Shaw: What are you doing, David?
David: I’m attempting to open the door.
Shaw: Wait. We don’t know what’s on the other side.
David: Remarkably human.
David: Beautiful painting.
Shaw: It’s a mural.
Shaw: Stop, stop—don’t touch it.
Shaw: Please don’t touch anything.
Shaw: Oh no. The murals are changing. I think we’ve affected the atmosphere in the room. Charlie! David! We must leave now!
Prometheus reminded me of Inception or a Grant Morrison comic in that the characters mostly stood around, explicitly stating everything the writers wanted the audience to know. And I don’t have a problem with movies or comics doing that to some extent but when it becomes all they do, it’s lazy and boring.
A lot of this dialogue also never matters. “The murals are changing”? The movie opened with Shaw discovering cave paintings and exposing them to air which couldn’t have been good, right? Yet she didn’t act concerned about their inevitable destruction.
Ridley Scott, admittedly, brings some flair to the film. But the fancy set designs can’t disguise the fact that, at heart, this is a bigger-budget version of television:
Worf: There are no reports of any damage to the Enterprise.
Data: Captain, the target was not the ship. The weapon was designed to drain the shields.
Worf: Confirmed. Shield effectiveness has been reduced twelve percent.
Wesley: Captain, the Borg ship is closing.
Worf: They’re firing again. […] Shields have been reduced forty-one percent. Another hit and we will be defenseless.
Riker: Arm the photon torpedoes.
Picard: Fire the photons.
Worf: The Borg ship was not damaged.
…which is already usually just an illustrated radio play. Prometheus is a movie as drained of artistry as the Enterprise‘s shields.
Finally, I’ve seen many making hay over Prometheus‘s plot holes and failure to “line up” with Alien. The funniest hay’s come from Red Letter Media’s Mike Stoklasa and Jay Bauman:
God bless them for their irreverence. Because the discrepancies and plot holes don’t matter. They’re the result of laziness and/or Scott &co. fucking with the audience. Watching Prometheus ten more times won’t answer any questions.
It’s sad. When Scott made Alien, he made a solid sci-fi/horror movie that surprised audiences with its poetry. And its stillness and mysteriousness and persistent creepiness remain beautiful and engaging 33 years later. (Christ’s lifetime—a clue??)

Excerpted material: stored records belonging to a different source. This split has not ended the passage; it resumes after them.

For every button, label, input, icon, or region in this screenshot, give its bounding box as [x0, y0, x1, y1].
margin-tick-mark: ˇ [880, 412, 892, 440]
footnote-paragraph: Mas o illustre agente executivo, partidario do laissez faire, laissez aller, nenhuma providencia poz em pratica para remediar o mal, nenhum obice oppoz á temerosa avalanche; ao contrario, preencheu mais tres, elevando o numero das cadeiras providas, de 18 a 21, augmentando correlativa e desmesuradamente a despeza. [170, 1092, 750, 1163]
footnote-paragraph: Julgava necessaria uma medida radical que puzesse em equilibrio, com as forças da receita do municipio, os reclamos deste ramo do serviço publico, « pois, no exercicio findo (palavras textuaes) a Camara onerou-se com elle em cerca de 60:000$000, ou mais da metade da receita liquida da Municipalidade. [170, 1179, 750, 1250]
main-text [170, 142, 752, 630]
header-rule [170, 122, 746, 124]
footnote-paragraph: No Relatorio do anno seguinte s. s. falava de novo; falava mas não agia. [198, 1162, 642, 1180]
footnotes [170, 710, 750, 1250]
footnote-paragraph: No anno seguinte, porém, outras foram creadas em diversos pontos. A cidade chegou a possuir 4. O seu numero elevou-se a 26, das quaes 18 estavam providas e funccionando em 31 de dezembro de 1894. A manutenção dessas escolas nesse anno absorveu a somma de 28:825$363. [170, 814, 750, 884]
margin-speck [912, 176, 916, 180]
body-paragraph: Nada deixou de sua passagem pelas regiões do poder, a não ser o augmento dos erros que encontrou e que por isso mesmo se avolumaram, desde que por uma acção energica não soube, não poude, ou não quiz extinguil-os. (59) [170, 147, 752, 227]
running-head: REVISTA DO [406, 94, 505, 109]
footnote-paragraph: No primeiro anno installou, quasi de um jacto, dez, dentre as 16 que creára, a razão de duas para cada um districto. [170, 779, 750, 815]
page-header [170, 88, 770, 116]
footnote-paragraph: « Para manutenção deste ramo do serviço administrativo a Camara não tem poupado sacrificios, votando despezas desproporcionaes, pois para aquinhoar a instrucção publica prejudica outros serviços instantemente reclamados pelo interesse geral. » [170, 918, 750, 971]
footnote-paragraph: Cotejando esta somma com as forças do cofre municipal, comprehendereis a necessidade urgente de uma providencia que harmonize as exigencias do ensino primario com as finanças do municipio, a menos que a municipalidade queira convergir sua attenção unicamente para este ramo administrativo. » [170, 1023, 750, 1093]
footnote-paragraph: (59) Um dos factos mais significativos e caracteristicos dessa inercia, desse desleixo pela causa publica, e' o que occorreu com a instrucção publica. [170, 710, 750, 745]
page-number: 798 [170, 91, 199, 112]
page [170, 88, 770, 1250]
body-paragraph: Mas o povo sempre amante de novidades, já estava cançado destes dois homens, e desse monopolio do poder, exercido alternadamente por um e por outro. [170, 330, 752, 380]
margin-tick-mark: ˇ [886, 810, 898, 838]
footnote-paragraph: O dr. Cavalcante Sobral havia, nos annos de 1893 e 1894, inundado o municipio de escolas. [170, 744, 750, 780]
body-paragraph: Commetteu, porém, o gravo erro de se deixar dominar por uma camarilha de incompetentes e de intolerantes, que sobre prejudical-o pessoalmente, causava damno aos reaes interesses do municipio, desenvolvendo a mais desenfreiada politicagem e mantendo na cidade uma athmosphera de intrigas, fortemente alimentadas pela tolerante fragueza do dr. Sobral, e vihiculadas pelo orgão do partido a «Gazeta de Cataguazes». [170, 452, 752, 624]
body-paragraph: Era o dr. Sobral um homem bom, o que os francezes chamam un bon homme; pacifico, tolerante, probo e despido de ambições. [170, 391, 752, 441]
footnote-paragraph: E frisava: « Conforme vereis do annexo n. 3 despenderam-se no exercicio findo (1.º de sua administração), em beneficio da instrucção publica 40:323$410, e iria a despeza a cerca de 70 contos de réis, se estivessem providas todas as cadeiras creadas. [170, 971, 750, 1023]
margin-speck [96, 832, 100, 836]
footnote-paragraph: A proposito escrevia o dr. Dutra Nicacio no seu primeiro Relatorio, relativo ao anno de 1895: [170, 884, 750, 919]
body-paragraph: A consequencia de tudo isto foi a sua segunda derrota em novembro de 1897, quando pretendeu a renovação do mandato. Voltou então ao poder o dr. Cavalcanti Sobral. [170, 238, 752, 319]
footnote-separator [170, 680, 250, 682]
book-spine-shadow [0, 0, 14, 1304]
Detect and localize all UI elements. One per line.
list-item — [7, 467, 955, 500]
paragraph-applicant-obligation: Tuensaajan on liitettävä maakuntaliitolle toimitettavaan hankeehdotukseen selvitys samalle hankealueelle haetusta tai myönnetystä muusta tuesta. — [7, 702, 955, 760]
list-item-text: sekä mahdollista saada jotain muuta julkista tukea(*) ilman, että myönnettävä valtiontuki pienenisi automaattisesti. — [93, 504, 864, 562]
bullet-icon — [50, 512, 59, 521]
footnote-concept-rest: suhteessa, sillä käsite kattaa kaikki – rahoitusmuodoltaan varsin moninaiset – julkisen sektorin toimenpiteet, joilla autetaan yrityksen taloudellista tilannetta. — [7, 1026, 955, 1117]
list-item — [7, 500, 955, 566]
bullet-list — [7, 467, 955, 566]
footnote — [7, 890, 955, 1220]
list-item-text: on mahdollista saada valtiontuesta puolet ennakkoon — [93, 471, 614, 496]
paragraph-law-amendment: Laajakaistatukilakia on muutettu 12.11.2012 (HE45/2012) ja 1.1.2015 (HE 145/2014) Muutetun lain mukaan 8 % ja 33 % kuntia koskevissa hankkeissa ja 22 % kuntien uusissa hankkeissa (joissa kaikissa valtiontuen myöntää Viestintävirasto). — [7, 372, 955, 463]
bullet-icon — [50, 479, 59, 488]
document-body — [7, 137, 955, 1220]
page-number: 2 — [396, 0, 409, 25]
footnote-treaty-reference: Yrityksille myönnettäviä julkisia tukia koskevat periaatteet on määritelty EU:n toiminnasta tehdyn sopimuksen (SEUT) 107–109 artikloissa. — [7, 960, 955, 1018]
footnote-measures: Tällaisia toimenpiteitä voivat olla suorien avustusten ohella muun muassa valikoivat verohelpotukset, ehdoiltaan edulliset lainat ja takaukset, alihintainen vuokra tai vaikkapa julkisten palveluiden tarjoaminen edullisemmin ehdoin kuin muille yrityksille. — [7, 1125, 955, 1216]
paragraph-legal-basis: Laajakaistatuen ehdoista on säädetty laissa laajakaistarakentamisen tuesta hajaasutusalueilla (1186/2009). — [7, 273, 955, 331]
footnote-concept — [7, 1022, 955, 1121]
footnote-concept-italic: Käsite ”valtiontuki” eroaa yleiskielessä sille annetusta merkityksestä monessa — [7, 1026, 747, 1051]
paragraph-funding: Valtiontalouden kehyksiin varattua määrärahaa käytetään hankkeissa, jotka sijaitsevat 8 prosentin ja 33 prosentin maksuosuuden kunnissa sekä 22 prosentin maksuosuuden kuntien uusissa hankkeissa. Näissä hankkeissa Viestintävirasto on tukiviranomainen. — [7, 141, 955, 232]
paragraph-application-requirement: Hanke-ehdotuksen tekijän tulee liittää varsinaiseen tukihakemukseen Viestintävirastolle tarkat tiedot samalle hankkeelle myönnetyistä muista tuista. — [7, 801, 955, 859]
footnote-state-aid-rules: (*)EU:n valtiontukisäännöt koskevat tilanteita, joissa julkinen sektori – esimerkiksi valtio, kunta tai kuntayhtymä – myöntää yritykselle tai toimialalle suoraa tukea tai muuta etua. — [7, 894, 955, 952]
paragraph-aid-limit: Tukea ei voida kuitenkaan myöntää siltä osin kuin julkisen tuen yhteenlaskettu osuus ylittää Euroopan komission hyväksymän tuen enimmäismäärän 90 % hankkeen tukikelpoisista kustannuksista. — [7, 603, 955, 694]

Now, though, he’s rebooting a franchise. Prometheus, much like an ancient cave painting, is an invitation—to filmgoing audiences everywhere, to speculate about what will happen in the inevitable sequels! (And to purchase advance tickets now.)
May it, too, dissolve.
2. FEATURE FRIDAY
For the past few months I’ve been running a little series, “Feature Friday,” over at Big Other. I find some feature film I like that’s up at YouTube, link to it, and say a few words of introduction. Think of it as a low-rent version of Chris Higgs’s Netflix instant post. Installments so far—all of which I’d call better/more interesting than Prometheus—include:
- Symbiopsychotaxiplasm: Take One (1968)
- A New Leaf (1971)
- Little Murders (1971)
- The Devils (1971)
- Sleuth (1972)
- The Heartbreak Kid (1972)
- Celine and Julie Go Boating (1974)
- The Keep (1983)
- Lifeforce (1985)
- Swans: A Long Slow Screw (1986)
- Withnail & I (1986)
- Anima Mundi (1992)
- The Baby of Mâcon (1993)
- Wittgenstein (1993)
- Mostly Martha (2001)
- The Room (2003)
- Syndromes and a Century (2006)
+Plus tomorrow’s movie, whatever it is, oh what could it be? … Enjoy!